Ainda assim, me incomodou o fato de ele ir ao presídio atender aos traficantes. Num certo sentido, talvez forçando a barra um bocado, admito, podia mesmo dizer-se que trabalhava para eles, não? De onde aqueles presos tiravam o dinheiro grosso para dar-se ao luxo de fazer implantes e branqueamentos senão da miséria alheia? Teria esse mesmo dentista o cuidado em atender presos despossuídos de poder econômico, disponibilizando parte de seu tempo semanal ou até mensal para, não digo fazer tratamentos caros, mas ao menos alguma obturação ou mesmo extração, aliviando o sofrimento daquelas criaturas encarceradas? São presos, claro, e, se ali estão, algo de errado, de criminoso, supostamente fizeram, certo? Mas também os outros, os ricos do presídio, não estão ali certamente por algum prêmio. A diferença é o poder econômico de uns contra outros, não é?
Mas dos desvalidos cuide o poder público. Um profissional liberal bem-sucedido já dá sua cota de contribuição ao pagar seus impostos, correto?
Já na sala de recepção, enquanto estendia o cartão de crédito para pagar o tratamento recebido, a secretária sorridente me pergunta:
– O senhor vai precisar de recibo para o imposto de renda?
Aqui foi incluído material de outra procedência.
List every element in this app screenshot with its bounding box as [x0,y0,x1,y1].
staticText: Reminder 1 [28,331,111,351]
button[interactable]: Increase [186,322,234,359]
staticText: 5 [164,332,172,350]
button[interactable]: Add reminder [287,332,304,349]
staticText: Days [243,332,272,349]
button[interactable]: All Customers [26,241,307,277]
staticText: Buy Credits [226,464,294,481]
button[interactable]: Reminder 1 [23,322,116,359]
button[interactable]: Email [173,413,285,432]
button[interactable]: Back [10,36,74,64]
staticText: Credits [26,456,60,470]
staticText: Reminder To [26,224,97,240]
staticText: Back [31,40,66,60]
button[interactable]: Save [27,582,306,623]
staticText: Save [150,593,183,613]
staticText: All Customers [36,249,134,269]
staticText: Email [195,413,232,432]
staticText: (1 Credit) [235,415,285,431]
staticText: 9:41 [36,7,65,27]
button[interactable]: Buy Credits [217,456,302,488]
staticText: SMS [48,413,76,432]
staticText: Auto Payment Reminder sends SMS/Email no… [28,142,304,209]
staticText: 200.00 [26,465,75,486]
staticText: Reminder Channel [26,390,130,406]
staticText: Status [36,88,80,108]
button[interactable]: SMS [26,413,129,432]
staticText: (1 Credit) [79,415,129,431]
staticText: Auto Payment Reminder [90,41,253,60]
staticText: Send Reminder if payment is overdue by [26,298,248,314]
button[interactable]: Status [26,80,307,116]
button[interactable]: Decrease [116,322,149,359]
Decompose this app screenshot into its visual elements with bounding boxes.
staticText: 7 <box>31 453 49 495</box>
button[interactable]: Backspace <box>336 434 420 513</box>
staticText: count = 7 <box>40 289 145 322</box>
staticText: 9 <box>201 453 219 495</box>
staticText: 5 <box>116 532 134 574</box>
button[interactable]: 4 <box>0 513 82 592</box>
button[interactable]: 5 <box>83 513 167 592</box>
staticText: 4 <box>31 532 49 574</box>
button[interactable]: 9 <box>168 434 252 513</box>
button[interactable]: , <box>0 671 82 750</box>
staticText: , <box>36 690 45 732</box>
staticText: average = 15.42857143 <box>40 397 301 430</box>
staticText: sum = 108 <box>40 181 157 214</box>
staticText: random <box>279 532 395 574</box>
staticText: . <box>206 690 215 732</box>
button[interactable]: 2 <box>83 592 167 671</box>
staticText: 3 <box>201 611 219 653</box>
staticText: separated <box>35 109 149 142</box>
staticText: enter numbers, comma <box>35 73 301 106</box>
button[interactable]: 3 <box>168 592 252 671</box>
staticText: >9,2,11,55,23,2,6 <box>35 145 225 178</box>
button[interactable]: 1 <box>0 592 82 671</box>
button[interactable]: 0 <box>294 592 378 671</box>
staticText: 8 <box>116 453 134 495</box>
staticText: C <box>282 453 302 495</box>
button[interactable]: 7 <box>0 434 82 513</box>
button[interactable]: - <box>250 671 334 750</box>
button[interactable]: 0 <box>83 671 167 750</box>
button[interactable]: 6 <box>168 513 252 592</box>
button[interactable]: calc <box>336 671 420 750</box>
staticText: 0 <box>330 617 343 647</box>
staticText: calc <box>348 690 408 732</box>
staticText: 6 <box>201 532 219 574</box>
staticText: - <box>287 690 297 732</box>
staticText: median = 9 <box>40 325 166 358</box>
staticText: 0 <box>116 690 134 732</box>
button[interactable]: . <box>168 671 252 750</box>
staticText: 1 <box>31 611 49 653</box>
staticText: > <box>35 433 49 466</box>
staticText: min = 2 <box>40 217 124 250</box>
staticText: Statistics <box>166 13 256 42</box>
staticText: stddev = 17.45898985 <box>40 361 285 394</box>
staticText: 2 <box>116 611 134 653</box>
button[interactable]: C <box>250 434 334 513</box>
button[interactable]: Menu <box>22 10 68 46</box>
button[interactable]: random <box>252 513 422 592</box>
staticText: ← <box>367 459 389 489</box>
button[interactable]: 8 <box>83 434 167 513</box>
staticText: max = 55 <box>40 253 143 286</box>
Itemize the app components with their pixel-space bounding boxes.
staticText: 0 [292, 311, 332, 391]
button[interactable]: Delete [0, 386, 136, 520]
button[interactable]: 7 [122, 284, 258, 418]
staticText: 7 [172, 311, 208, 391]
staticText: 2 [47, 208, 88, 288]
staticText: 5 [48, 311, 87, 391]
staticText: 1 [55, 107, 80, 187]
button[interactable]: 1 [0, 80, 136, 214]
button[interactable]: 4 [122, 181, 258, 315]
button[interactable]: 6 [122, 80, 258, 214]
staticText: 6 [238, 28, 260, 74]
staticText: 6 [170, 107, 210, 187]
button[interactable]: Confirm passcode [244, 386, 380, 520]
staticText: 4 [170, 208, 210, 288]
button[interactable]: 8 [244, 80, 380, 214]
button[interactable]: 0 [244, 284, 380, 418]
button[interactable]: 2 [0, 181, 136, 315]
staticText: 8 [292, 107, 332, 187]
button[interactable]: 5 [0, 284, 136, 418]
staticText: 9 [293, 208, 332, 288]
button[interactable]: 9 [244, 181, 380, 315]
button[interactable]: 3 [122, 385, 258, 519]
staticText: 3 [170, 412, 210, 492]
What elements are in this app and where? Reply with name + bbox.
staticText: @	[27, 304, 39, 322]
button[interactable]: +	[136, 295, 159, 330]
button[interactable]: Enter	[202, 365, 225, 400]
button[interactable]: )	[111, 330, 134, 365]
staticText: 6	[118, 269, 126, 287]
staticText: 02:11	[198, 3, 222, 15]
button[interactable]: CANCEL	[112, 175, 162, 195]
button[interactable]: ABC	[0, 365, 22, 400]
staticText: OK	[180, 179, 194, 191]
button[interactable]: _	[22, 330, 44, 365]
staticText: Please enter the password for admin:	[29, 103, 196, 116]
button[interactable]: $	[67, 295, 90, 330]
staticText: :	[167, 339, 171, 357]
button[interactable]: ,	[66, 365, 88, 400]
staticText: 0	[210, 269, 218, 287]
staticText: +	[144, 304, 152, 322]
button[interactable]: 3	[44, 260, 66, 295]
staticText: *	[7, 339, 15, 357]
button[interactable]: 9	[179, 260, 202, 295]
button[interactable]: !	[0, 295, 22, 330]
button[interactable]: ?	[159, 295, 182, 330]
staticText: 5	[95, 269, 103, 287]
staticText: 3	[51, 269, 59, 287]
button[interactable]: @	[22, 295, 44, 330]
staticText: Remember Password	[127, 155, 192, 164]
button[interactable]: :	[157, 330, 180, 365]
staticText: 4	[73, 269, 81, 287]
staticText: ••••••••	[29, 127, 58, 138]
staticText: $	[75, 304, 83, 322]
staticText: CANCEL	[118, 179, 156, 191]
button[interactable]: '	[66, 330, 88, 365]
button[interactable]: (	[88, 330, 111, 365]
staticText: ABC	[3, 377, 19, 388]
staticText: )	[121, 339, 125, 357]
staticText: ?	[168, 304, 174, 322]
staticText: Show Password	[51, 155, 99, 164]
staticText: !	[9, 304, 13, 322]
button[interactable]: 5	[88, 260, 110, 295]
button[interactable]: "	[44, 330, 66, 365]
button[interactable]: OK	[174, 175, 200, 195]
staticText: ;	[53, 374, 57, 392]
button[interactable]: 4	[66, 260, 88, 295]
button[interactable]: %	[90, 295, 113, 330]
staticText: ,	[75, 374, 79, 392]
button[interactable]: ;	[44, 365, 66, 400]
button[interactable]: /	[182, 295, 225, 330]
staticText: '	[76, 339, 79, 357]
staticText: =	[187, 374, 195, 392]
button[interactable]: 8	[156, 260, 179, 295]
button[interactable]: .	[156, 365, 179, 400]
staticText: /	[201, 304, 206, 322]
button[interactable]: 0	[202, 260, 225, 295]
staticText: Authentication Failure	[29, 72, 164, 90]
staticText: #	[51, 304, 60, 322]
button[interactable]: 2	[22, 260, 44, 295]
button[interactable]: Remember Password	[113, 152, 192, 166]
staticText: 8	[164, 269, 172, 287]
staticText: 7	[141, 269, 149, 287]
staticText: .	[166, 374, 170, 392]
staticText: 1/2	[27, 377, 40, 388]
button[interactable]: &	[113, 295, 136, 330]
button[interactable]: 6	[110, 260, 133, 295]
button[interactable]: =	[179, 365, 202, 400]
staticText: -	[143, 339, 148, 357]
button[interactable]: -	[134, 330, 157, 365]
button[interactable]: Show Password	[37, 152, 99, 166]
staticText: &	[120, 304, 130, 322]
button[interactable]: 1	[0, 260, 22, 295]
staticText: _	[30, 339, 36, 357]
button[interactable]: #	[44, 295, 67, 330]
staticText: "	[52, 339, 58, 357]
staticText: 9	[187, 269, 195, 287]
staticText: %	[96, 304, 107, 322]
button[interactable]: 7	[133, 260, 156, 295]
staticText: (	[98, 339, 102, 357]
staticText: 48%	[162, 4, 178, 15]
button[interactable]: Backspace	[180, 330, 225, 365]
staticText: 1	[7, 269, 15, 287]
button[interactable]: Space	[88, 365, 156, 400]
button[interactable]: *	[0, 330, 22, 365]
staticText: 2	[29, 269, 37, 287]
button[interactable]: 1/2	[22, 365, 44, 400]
A pergunta fazia sentido e em nada a princípio desabonava a clínica e seu proprietário, evidentemente. Afinal, podia dar-se bem o caso de minha renda anual estar abaixo do valor a partir do qual se paga imposto, não havendo, portanto, necessidade alguma de minha parte que me dessem um recibo para o imposto de renda, pois não haveria necessidade nem lugar para pedido de restituição.
Enquanto acendia o cigarro, em direção ao carro, com o recibo na mão, não pude deixar de perguntar a mim mesmo se não era obrigação de todo prestador de serviço dar o recibo para o imposto de renda, houvesse ou não necessidade do documento. Pois é, pensei, talvez o recibo não fosse mesmo preciso nesses casos, e eu é que estava de má disposição contra o dentista. Aquela história dos presos, do poder público, de eu ter de voltar para que me fechassem o dente depois de duas tentativas frustradas, tudo aquilo me deixara certamente de mal humor.
De uma coisa, no entanto, tenho plena certeza: os traficantes do presídio, esses não pedem recibo algum. Ou pedirão?